Management of Chronic Limb-Threatening Ischemia (CLTI)

• Definition: PAD with ischemic rest pain, non-healing ischemic ulcer >2 weeks, or gangrene attributable to arterial occlusive disease.
• Principles:
  • Urgent evaluation for revascularization (endovascular, surgical, or hybrid approaches).
  • Aggressive risk factor control and antithrombotic therapy.
  • Meticulous wound care, infection control, and offloading of pressure.
  • Coordination with podiatry, wound care, and sometimes infectious disease.

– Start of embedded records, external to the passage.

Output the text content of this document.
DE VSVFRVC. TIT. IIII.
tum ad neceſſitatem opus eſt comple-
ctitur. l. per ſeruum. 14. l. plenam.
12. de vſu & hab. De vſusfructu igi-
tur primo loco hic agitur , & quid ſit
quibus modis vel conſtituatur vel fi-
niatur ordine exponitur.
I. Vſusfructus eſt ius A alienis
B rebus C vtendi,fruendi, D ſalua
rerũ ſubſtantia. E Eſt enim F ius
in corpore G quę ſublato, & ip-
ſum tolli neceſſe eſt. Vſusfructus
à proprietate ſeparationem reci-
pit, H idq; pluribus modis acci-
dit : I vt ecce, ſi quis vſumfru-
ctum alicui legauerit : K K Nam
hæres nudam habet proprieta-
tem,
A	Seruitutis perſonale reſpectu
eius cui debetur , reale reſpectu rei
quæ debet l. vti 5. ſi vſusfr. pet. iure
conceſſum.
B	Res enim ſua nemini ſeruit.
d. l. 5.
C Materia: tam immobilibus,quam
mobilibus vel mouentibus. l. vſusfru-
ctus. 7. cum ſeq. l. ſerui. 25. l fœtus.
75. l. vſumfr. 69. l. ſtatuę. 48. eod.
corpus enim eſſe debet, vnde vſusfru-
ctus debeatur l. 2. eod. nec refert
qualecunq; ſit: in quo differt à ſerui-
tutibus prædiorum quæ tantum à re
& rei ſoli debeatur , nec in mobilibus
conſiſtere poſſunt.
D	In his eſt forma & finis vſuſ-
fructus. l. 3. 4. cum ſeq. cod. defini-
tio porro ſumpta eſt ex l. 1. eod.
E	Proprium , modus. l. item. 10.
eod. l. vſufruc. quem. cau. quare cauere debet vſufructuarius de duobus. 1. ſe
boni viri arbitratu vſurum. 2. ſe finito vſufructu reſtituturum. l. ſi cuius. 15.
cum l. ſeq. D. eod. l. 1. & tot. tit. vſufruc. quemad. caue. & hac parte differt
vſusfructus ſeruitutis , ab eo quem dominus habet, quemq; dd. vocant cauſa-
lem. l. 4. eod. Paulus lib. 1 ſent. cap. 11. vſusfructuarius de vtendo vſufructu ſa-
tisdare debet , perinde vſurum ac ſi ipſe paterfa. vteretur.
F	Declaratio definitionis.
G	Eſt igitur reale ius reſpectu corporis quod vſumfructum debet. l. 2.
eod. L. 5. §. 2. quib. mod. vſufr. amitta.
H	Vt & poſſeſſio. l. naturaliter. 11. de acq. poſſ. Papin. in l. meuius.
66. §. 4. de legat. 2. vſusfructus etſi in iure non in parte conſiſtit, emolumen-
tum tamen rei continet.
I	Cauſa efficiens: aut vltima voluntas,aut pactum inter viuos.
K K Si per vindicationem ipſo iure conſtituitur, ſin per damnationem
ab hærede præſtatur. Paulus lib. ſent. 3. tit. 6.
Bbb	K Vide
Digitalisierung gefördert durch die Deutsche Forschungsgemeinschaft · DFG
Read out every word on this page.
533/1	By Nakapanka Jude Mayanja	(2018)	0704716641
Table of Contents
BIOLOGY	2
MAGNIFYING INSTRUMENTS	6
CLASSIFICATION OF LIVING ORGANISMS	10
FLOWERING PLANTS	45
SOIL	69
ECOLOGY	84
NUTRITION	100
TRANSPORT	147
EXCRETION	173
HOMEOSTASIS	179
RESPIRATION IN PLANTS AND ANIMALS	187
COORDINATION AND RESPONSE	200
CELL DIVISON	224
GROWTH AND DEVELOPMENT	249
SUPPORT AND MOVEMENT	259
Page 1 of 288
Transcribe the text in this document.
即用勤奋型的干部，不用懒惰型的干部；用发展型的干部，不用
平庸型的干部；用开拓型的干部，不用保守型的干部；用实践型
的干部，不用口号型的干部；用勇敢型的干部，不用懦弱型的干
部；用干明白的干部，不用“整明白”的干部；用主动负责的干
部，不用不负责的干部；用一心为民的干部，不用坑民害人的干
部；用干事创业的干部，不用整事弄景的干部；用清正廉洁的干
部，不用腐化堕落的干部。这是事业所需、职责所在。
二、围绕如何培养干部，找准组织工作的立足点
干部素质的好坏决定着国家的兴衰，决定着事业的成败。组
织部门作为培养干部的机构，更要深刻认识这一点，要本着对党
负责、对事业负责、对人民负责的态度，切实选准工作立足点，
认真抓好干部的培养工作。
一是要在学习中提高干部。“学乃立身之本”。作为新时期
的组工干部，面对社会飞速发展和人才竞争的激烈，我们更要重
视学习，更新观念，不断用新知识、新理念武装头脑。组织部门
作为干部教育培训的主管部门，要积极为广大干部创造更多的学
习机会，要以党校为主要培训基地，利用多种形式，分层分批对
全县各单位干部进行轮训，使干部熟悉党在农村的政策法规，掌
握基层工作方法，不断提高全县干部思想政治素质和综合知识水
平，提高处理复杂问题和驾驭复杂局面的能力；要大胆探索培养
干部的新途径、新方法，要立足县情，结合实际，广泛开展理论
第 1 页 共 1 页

Key Clinical Pearls (Exam-Focused)

• PAD is a systemic atherosclerotic disease: Always think beyond the limb; PAD patients have a high risk of MI and stroke. Managing cardiovascular risk is as important as treating claudication.
• Classic claudication triad: Reproducible exertional pain in a muscle group, relief with rest, and recurrence with a similar degree of exertion; calf claudication usually indicates femoropopliteal disease.
• ABI thresholds: <0.9 diagnostic of PAD; <0.4 indicates severe disease; >1.4 suggests noncompressible vessels (consider TBI).
• Leriche syndrome: Aortoiliac occlusion presenting with buttock/thigh claudication, impotence, and decreased femoral pulses.
• Differentiate PAD from neurogenic claudication: Neurogenic claudication (lumbar spinal stenosis) is relieved by flexion or sitting, not just stopping; pain may ascend proximally and is less predictable with exertion.
• First-line therapy for claudication: Risk factor modification, antiplatelet therapy, statins, and supervised exercise; revascularization is considered when symptoms remain disabling.
• Cilostazol improves walking distance in claudication but is contraindicated in heart failure.
• Critical limb ischemia requires prompt revascularization assessment: Features include rest pain, non-healing ulcers, or gangrene; delay increases risk of major amputation.
• Always examine pulses and feet in diabetics and smokers: PAD is frequently silent until advanced; early detection can prevent limb loss.
• Use PAD as a red flag for aggressive prevention: Treat these patients like coronary artery disease equivalents in terms of risk reduction.

Summary for Exams

Peripheral artery disease is an atherosclerotic occlusive disorder of the limb arteries, most often affecting older patients with cardiovascular risk factors such as smoking, diabetes, hypertension, and hyperlipidemia. Intermittent claudication is the classic symptom, but many patients are asymptomatic or have atypical leg pain. PAD is diagnosed using the ankle-brachial index (ABI), with values <0.9 indicating disease. Management focuses on smoking cessation, statins, antiplatelet therapy, blood pressure and glucose control, and supervised exercise. Cilostazol can improve walking distance in appropriate patients, while endovascular or surgical revascularization is reserved for lifestyle-limiting claudication not responsive to conservative therapy and for chronic limb-threatening ischemia.